From Imagined Futures to Executable Actions: Mixture of Latent Actions for Robot Manipulation

2026-05-12 · 14:15 UTC ·Yajie Li, Bozhou Zhang, Chun Gu... ·1 min read

Authors: Yajie Li, Bozhou Zhang, Chun Gu...
Categories: cs.RO, cs.CV
arXiv: https://arxiv.org/abs/2605.12167v1
PDF: https://arxiv.org/pdf/2605.12167v1

Brief

MoLA (Mixture of Latent Actions) targets the gap between video-based imagination and actionable control: instead of feeding predicted frames to a policy or decoding videos directly into controls, it infers a mixture of latent actions via pretrained, modality-aware inverse-dynamics models (semantic, depth, flow) to produce a physically grounded action interface.
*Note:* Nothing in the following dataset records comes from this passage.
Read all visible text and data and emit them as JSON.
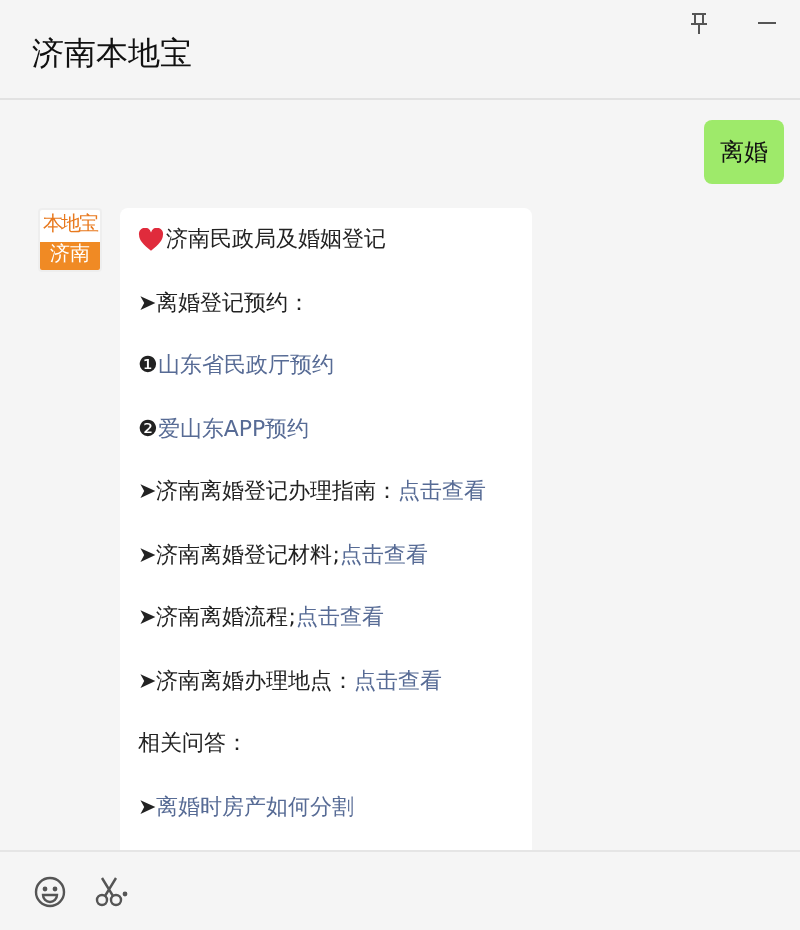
{
  "window": {
    "title": "济南本地宝"
  },
  "messages": [
    {
      "kind": "user",
      "text": "离婚"
    },
    {
      "kind": "bot",
      "avatar": {
        "brand": "本地宝",
        "city": "济南"
      },
      "lines": [
        {
          "heart": true,
          "parts": [
            {
              "text": "济南民政局及婚姻登记",
              "link": false
            }
          ]
        },
        {
          "heart": false,
          "parts": [
            {
              "text": "➤离婚登记预约：",
              "link": false
            }
          ]
        },
        {
          "heart": false,
          "parts": [
            {
              "text": "❶",
              "link": false
            },
            {
              "text": "山东省民政厅预约",
              "link": true
            }
          ]
        },
        {
          "heart": false,
          "parts": [
            {
              "text": "❷",
              "link": false
            },
            {
              "text": "爱山东APP预约",
              "link": true
            }
          ]
        },
        {
          "heart": false,
          "parts": [
            {
              "text": "➤济南离婚登记办理指南：",
              "link": false
            },
            {
              "text": "点击查看",
              "link": true
            }
          ]
        },
        {
          "heart": false,
          "parts": [
            {
              "text": "➤济南离婚登记材料;",
              "link": false
            },
            {
              "text": "点击查看",
              "link": true
            }
          ]
        },
        {
          "heart": false,
          "parts": [
            {
              "text": "➤济南离婚流程;",
              "link": false
            },
            {
              "text": "点击查看",
              "link": true
            }
          ]
        },
        {
          "heart": false,
          "parts": [
            {
              "text": "➤济南离婚办理地点：",
              "link": false
            },
            {
              "text": "点击查看",
              "link": true
            }
          ]
        },
        {
          "heart": false,
          "parts": [
            {
              "text": "相关问答：",
              "link": false
            }
          ]
        },
        {
          "heart": false,
          "parts": [
            {
              "text": "➤",
              "link": false
            },
            {
              "text": "离婚时房产如何分割",
              "link": true
            }
          ]
        }
      ]
    }
  ]
}
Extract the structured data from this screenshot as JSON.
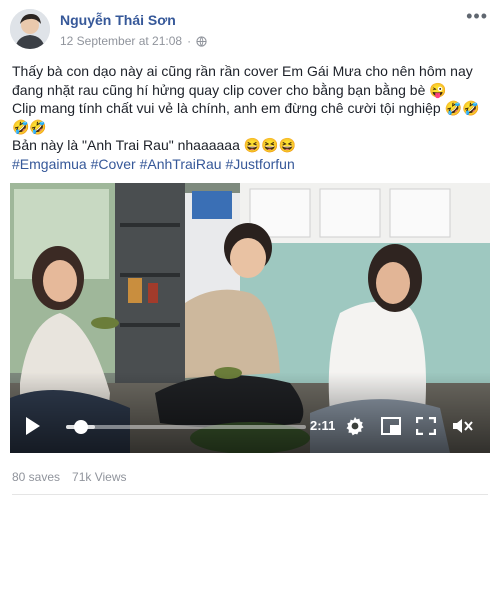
{
  "post": {
    "author": "Nguyễn Thái Sơn",
    "timestamp": "12 September at 21:08",
    "privacy_icon": "globe-icon",
    "more_icon": "more-dots-icon",
    "text_line1": "Thấy bà con dạo này ai cũng rần rần cover Em Gái Mưa cho nên hôm nay đang nhặt rau cũng hí hửng quay clip cover cho bằng bạn bằng bè 😜",
    "text_line2": "Clip mang tính chất vui vẻ là chính, anh em đừng chê cười tội nghiệp 🤣🤣🤣🤣",
    "text_line3": "Bản này là \"Anh Trai Rau\" nhaaaaaa 😆😆😆",
    "hashtags": "#Emgaimua #Cover #AnhTraiRau #Justforfun"
  },
  "video": {
    "time_remaining": "2:11",
    "progress": 0.04,
    "buffered": 0.12
  },
  "stats": {
    "saves": "80 saves",
    "views": "71k Views"
  }
}
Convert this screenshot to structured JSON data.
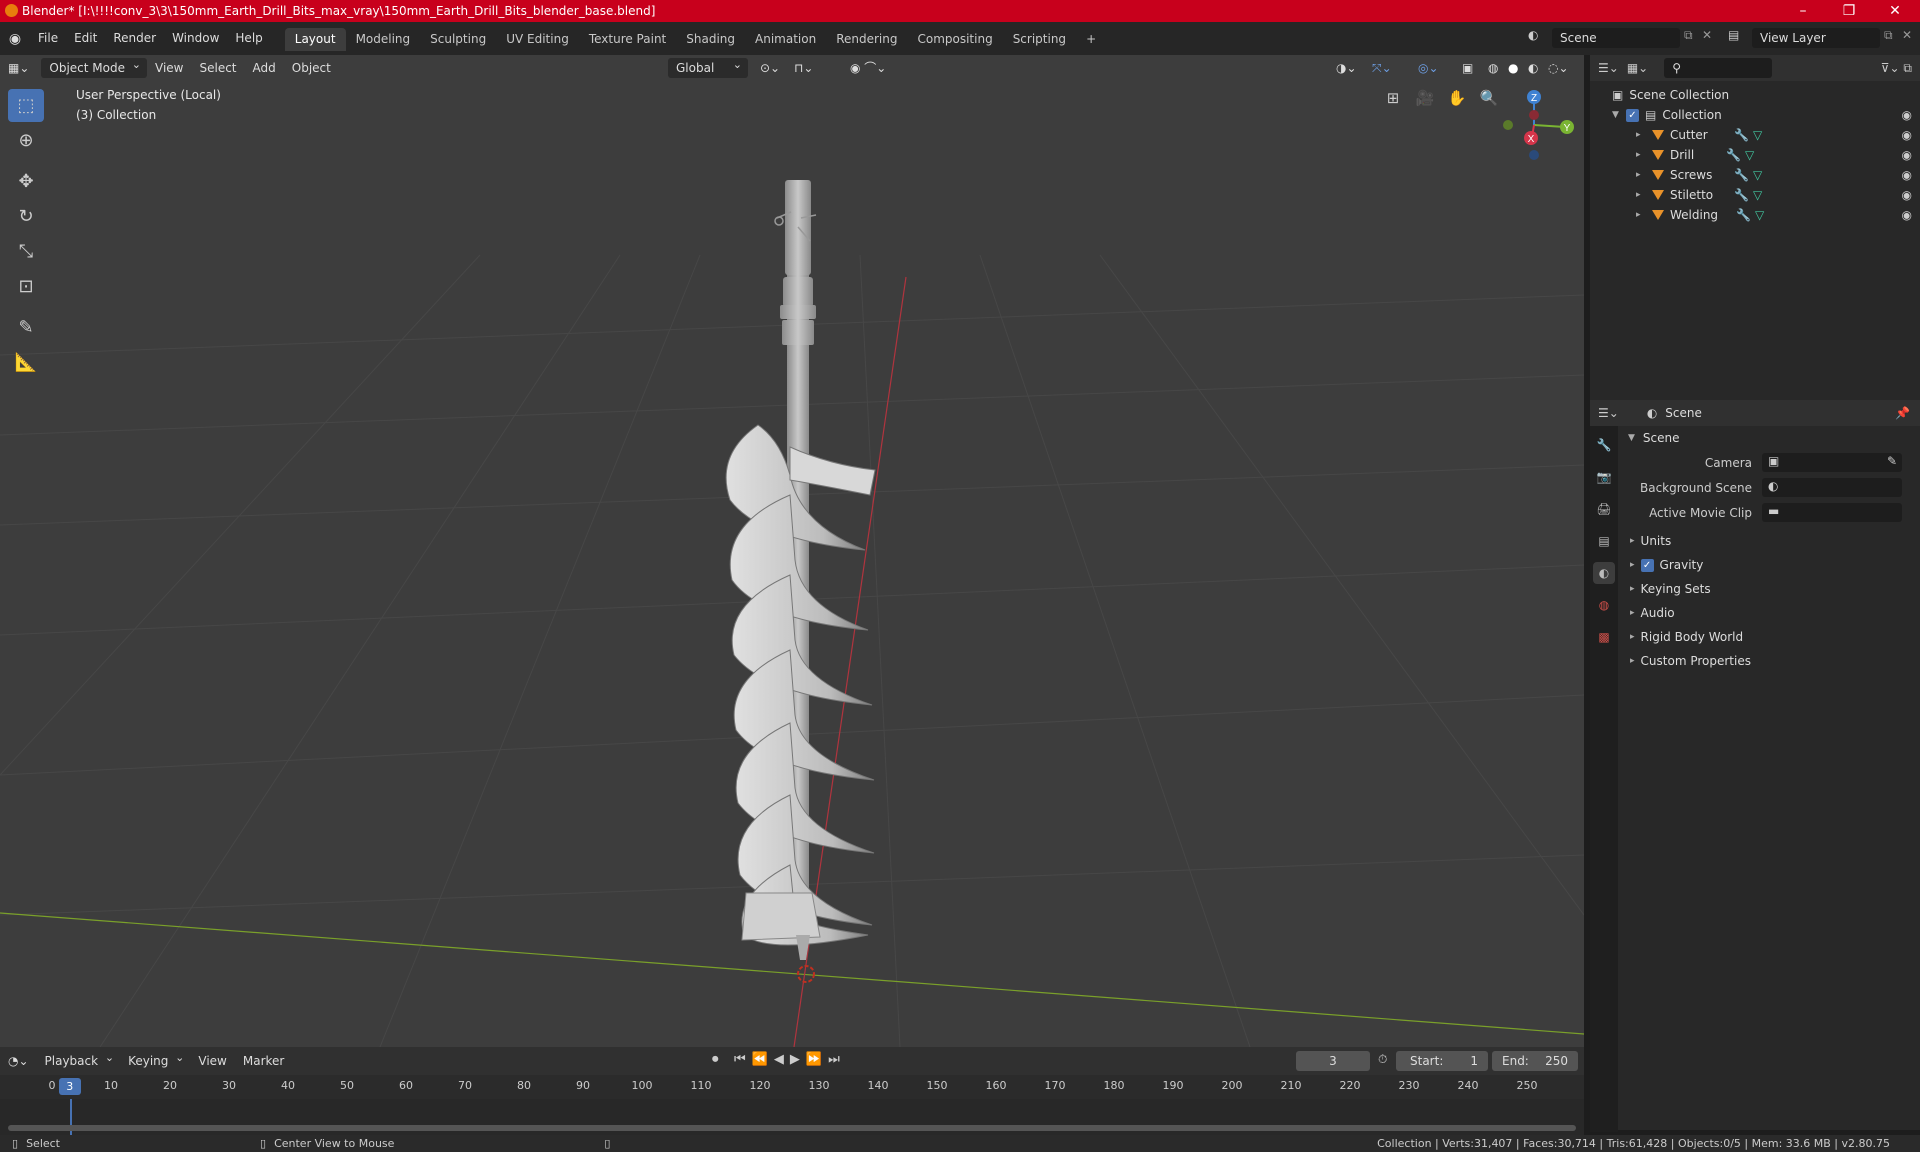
{
  "titlebar": {
    "title": "Blender* [I:\\!!!!conv_3\\3\\150mm_Earth_Drill_Bits_max_vray\\150mm_Earth_Drill_Bits_blender_base.blend]",
    "minimize": "–",
    "maximize": "❐",
    "close": "✕"
  },
  "menu": [
    "File",
    "Edit",
    "Render",
    "Window",
    "Help"
  ],
  "workspaces": [
    "Layout",
    "Modeling",
    "Sculpting",
    "UV Editing",
    "Texture Paint",
    "Shading",
    "Animation",
    "Rendering",
    "Compositing",
    "Scripting"
  ],
  "active_workspace": "Layout",
  "scene_field": "Scene",
  "viewlayer_field": "View Layer",
  "viewport": {
    "mode": "Object Mode",
    "menus": [
      "View",
      "Select",
      "Add",
      "Object"
    ],
    "transform_orientation": "Global",
    "perspective_label": "User Perspective (Local)",
    "collection_label": "(3) Collection",
    "gizmo": {
      "z": "Z",
      "y": "Y",
      "x": "X"
    }
  },
  "outliner": {
    "root": "Scene Collection",
    "collection": "Collection",
    "objects": [
      "Cutter",
      "Drill",
      "Screws",
      "Stiletto",
      "Welding"
    ]
  },
  "properties": {
    "context": "Scene",
    "section": "Scene",
    "rows": [
      {
        "label": "Camera"
      },
      {
        "label": "Background Scene"
      },
      {
        "label": "Active Movie Clip"
      }
    ],
    "subsections": [
      "Units",
      "Gravity",
      "Keying Sets",
      "Audio",
      "Rigid Body World",
      "Custom Properties"
    ]
  },
  "timeline": {
    "menus": [
      "Playback",
      "Keying",
      "View",
      "Marker"
    ],
    "current_frame": "3",
    "start_label": "Start:",
    "start_value": "1",
    "end_label": "End:",
    "end_value": "250",
    "ticks": [
      "0",
      "10",
      "20",
      "30",
      "40",
      "50",
      "60",
      "70",
      "80",
      "90",
      "100",
      "110",
      "120",
      "130",
      "140",
      "150",
      "160",
      "170",
      "180",
      "190",
      "200",
      "210",
      "220",
      "230",
      "240",
      "250"
    ],
    "playhead_value": 3
  },
  "statusbar": {
    "select": "Select",
    "center_view": "Center View to Mouse",
    "stats": "Collection | Verts:31,407 | Faces:30,714 | Tris:61,428 | Objects:0/5 | Mem: 33.6 MB | v2.80.75"
  }
}
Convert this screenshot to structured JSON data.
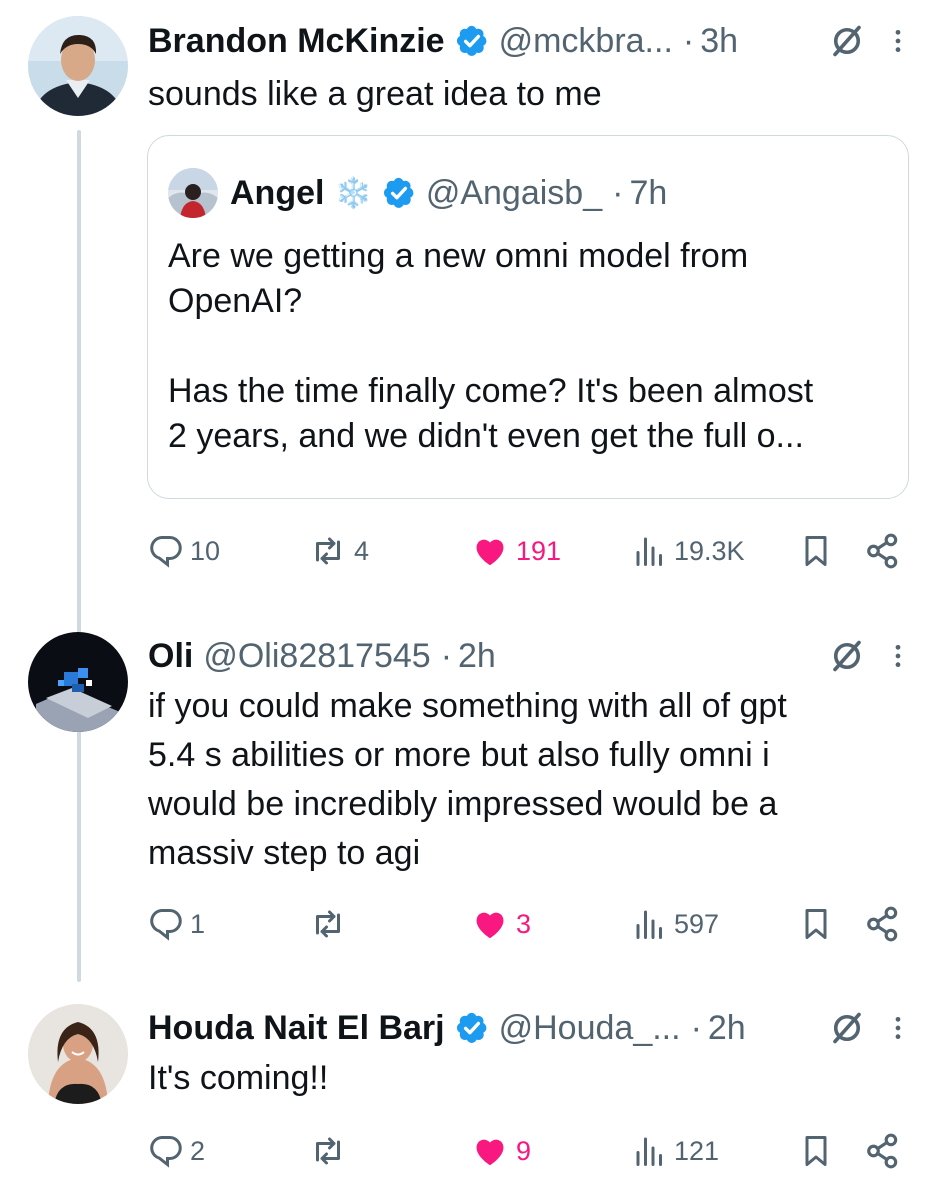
{
  "colors": {
    "text": "#0f1419",
    "secondary": "#536471",
    "verified": "#1d9bf0",
    "like": "#f91880",
    "border": "#cfd9de"
  },
  "posts": [
    {
      "name": "Brandon McKinzie",
      "verified": true,
      "handle": "@mckbra...",
      "separator": "·",
      "time": "3h",
      "text": "sounds like a great idea to me",
      "quote": {
        "name": "Angel",
        "name_emoji": "❄️",
        "verified": true,
        "handle": "@Angaisb_",
        "separator": "·",
        "time": "7h",
        "text": "Are we getting a new omni model from\nOpenAI?\n\nHas the time finally come? It's been almost\n2 years, and we didn't even get the full o..."
      },
      "stats": {
        "replies": "10",
        "reposts": "4",
        "likes": "191",
        "views": "19.3K"
      },
      "liked": true
    },
    {
      "name": "Oli",
      "verified": false,
      "handle": "@Oli82817545",
      "separator": "·",
      "time": "2h",
      "text": "if you could make something with all of gpt\n5.4 s abilities or more but also fully omni i\nwould be incredibly impressed would be a\nmassiv step to agi",
      "stats": {
        "replies": "1",
        "reposts": "",
        "likes": "3",
        "views": "597"
      },
      "liked": true
    },
    {
      "name": "Houda Nait El Barj",
      "verified": true,
      "handle": "@Houda_...",
      "separator": "·",
      "time": "2h",
      "text": "It's coming!!",
      "stats": {
        "replies": "2",
        "reposts": "",
        "likes": "9",
        "views": "121"
      },
      "liked": true
    }
  ],
  "icons": {
    "verified": "verified-badge-icon",
    "grok": "grok-icon",
    "more": "more-icon",
    "reply": "reply-icon",
    "repost": "repost-icon",
    "like": "heart-icon",
    "views": "views-icon",
    "bookmark": "bookmark-icon",
    "share": "share-icon"
  }
}
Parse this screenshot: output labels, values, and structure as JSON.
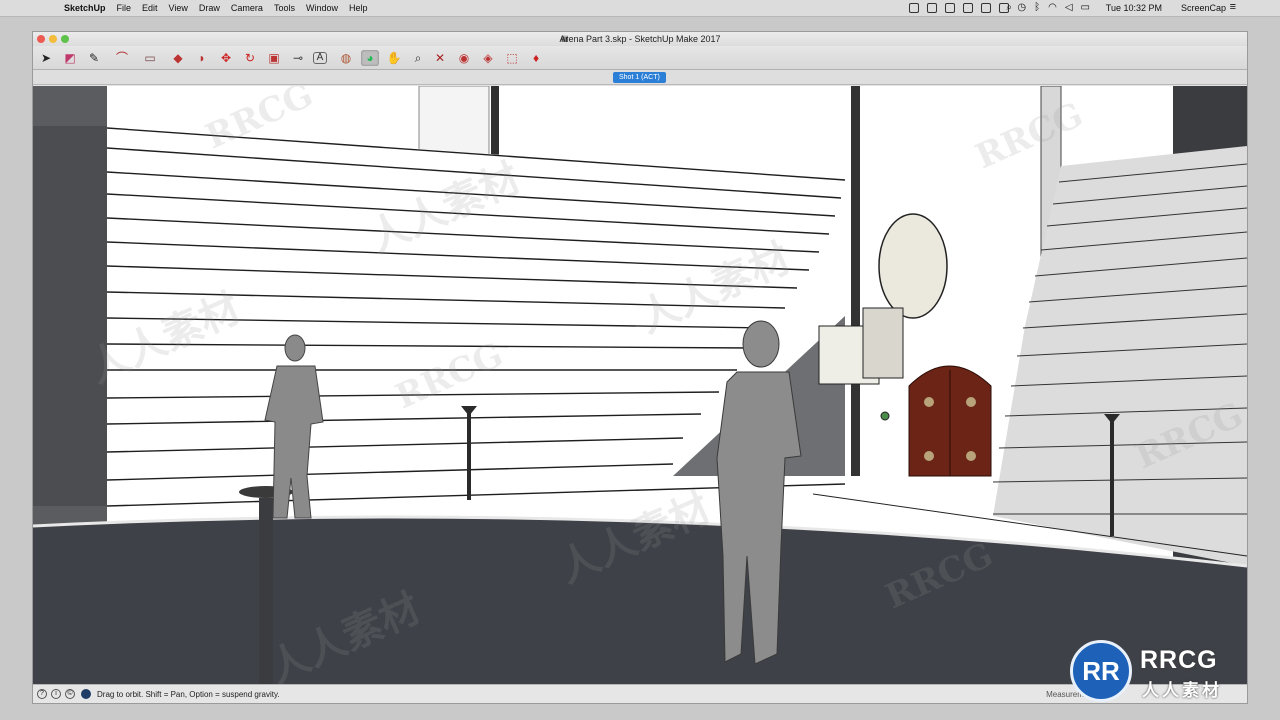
{
  "menubar": {
    "apple": "",
    "items": [
      "SketchUp",
      "File",
      "Edit",
      "View",
      "Draw",
      "Camera",
      "Tools",
      "Window",
      "Help"
    ],
    "clock": "Tue 10:32 PM",
    "user": "ScreenCap"
  },
  "window": {
    "title": "Arena Part 3.skp - SketchUp Make 2017"
  },
  "toolbar": {
    "tools": [
      {
        "name": "select-tool",
        "glyph": "➤"
      },
      {
        "name": "eraser-tool",
        "glyph": "◩"
      },
      {
        "name": "line-tool",
        "glyph": "✎"
      },
      {
        "name": "arc-tool",
        "glyph": "⌒"
      },
      {
        "name": "shape-tool",
        "glyph": "▭"
      },
      {
        "name": "push-pull-tool",
        "glyph": "◆"
      },
      {
        "name": "follow-me-tool",
        "glyph": "◗"
      },
      {
        "name": "move-tool",
        "glyph": "✥"
      },
      {
        "name": "rotate-tool",
        "glyph": "↻"
      },
      {
        "name": "scale-tool",
        "glyph": "▣"
      },
      {
        "name": "tape-measure-tool",
        "glyph": "⊸"
      },
      {
        "name": "text-tool",
        "glyph": "A"
      },
      {
        "name": "paint-bucket-tool",
        "glyph": "◍"
      },
      {
        "name": "orbit-tool",
        "glyph": "◕"
      },
      {
        "name": "pan-tool",
        "glyph": "✋"
      },
      {
        "name": "zoom-tool",
        "glyph": "⌕"
      },
      {
        "name": "zoom-extents-tool",
        "glyph": "✕"
      },
      {
        "name": "3d-warehouse-tool",
        "glyph": "◉"
      },
      {
        "name": "extension-warehouse-tool",
        "glyph": "◈"
      },
      {
        "name": "layout-tool",
        "glyph": "⬚"
      },
      {
        "name": "ruby-tool",
        "glyph": "♦"
      }
    ]
  },
  "scenes": {
    "active_tab": "Shot 1 (ACT)"
  },
  "statusbar": {
    "hint": "Drag to orbit. Shift = Pan, Option = suspend gravity.",
    "measurements_label": "Measurements"
  },
  "watermarks": {
    "latin": "RRCG",
    "cjk": "人人素材"
  },
  "logo": {
    "mark": "RR",
    "brand": "RRCG",
    "subtitle": "人人素材"
  },
  "colors": {
    "scene_tab": "#2b7fd6",
    "logo_blue": "#1d62b8",
    "door": "#6b2416",
    "floor": "#3e4147",
    "figures": "#8a8a8a"
  }
}
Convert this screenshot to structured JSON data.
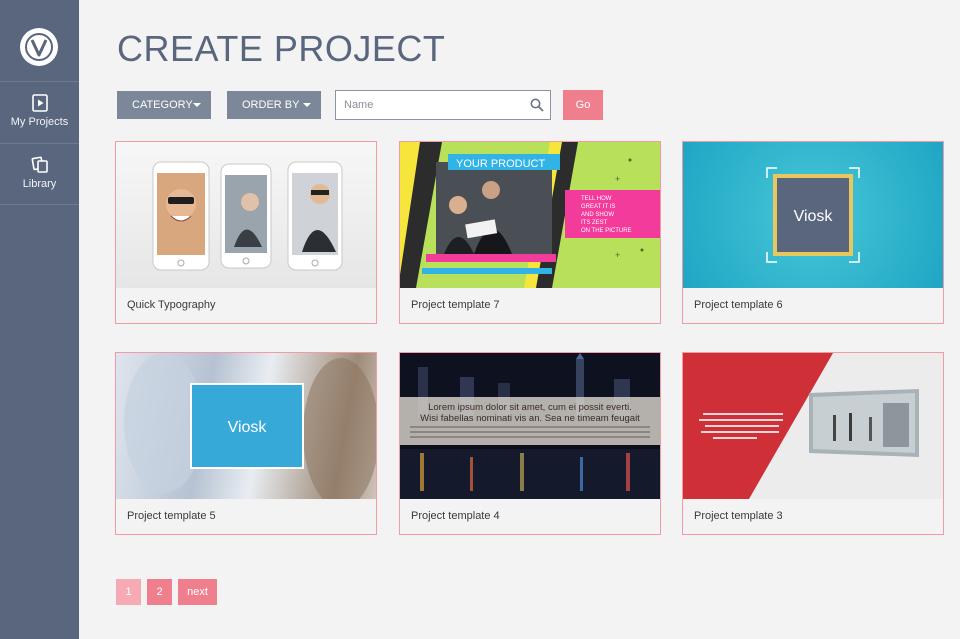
{
  "sidebar": {
    "items": [
      {
        "label": "My Projects",
        "icon": "play-file-icon"
      },
      {
        "label": "Library",
        "icon": "library-icon"
      }
    ]
  },
  "header": {
    "title": "CREATE PROJECT"
  },
  "filters": {
    "category_label": "CATEGORY",
    "order_label": "ORDER BY",
    "search_placeholder": "Name",
    "go_label": "Go"
  },
  "thumbs": {
    "your_product": "YOUR PRODUCT",
    "tell_how": [
      "TELL HOW",
      "GREAT IT IS",
      "AND SHOW",
      "ITS ZEST",
      "ON THE PICTURE"
    ],
    "brand": "Viosk",
    "lorem_line1": "Lorem ipsum dolor sit amet, cum ei possit everti.",
    "lorem_line2": "Wisi fabellas nominati vis an. Sea ne timeam feugait"
  },
  "projects": [
    {
      "label": "Quick Typography"
    },
    {
      "label": "Project template 7"
    },
    {
      "label": "Project template 6"
    },
    {
      "label": "Project template 5"
    },
    {
      "label": "Project template 4"
    },
    {
      "label": "Project template 3"
    }
  ],
  "pagination": {
    "page1": "1",
    "page2": "2",
    "next": "next"
  },
  "colors": {
    "sidebar": "#5a667d",
    "accent": "#f07f8e",
    "card_border": "#f29aa6"
  }
}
Evaluated on LIBERO, CALVIN, LIBERO-Plus and real robots, the abstract reports consistent improvements in success rates, temporal consistency, and generalization; summary based on the abstract (full paper not reviewed).

Why it matters

MoLA (Mixture of Latent Actions), proposed 2026-05-12 by Yajie Li et al., converts imagined future videos into executable control representations by using a mixture of pretrained inverse-dynamics models to infer latent actions from predicted visual transitions; the modality-aware inverse dynamics models explicitly exploit semantic, depth, and optical-flow cues.

Key details

The method was evaluated on simulated benchmarks LIBERO, CALVIN, and LIBERO-Plus and on real-world robot manipulation tasks, and the abstract reports consistent gains in task success, temporal consistency, and generalization; the work is listed as ICML 2026.

Source evidence

Abstract

Video generation models offer a promising imagination mechanism for robot manipulation by predicting long-horizon future observations, but effectively exploiting these imagined futures for action execution remains challenging. Existing approaches either condition policies on predicted frames or directly decode generated videos into actions, both suffering from a mismatch between visual realism and control relevance. As a result, predicted observations emphasize perceptual fidelity rather than action-centric causes of state transitions, leading to indirect and unstable control. To address this gap, we propose MoLA (Mixture of Latent Actions), a control-oriented interface that transforms imagined future videos into executable representations. Instead of passing predicted frames directly to the policy, MoLA leverages a mixture of pretrained inverse dynamics models to infer a mixture of latent actions implied by generated visual transitions. These modality-aware inverse dynamics models capture complementary semantic, depth, and flow cues, providing a structured and physically grounded action representation that bridges video imagination and policy execution. We evaluate our approach on simulated benchmarks (LIBERO, CALVIN, and LIBERO-Plus) and real-world robot manipulation tasks, achieving consistent gains in task success, temporal consistency, and generalization.

Comment: ICML 2026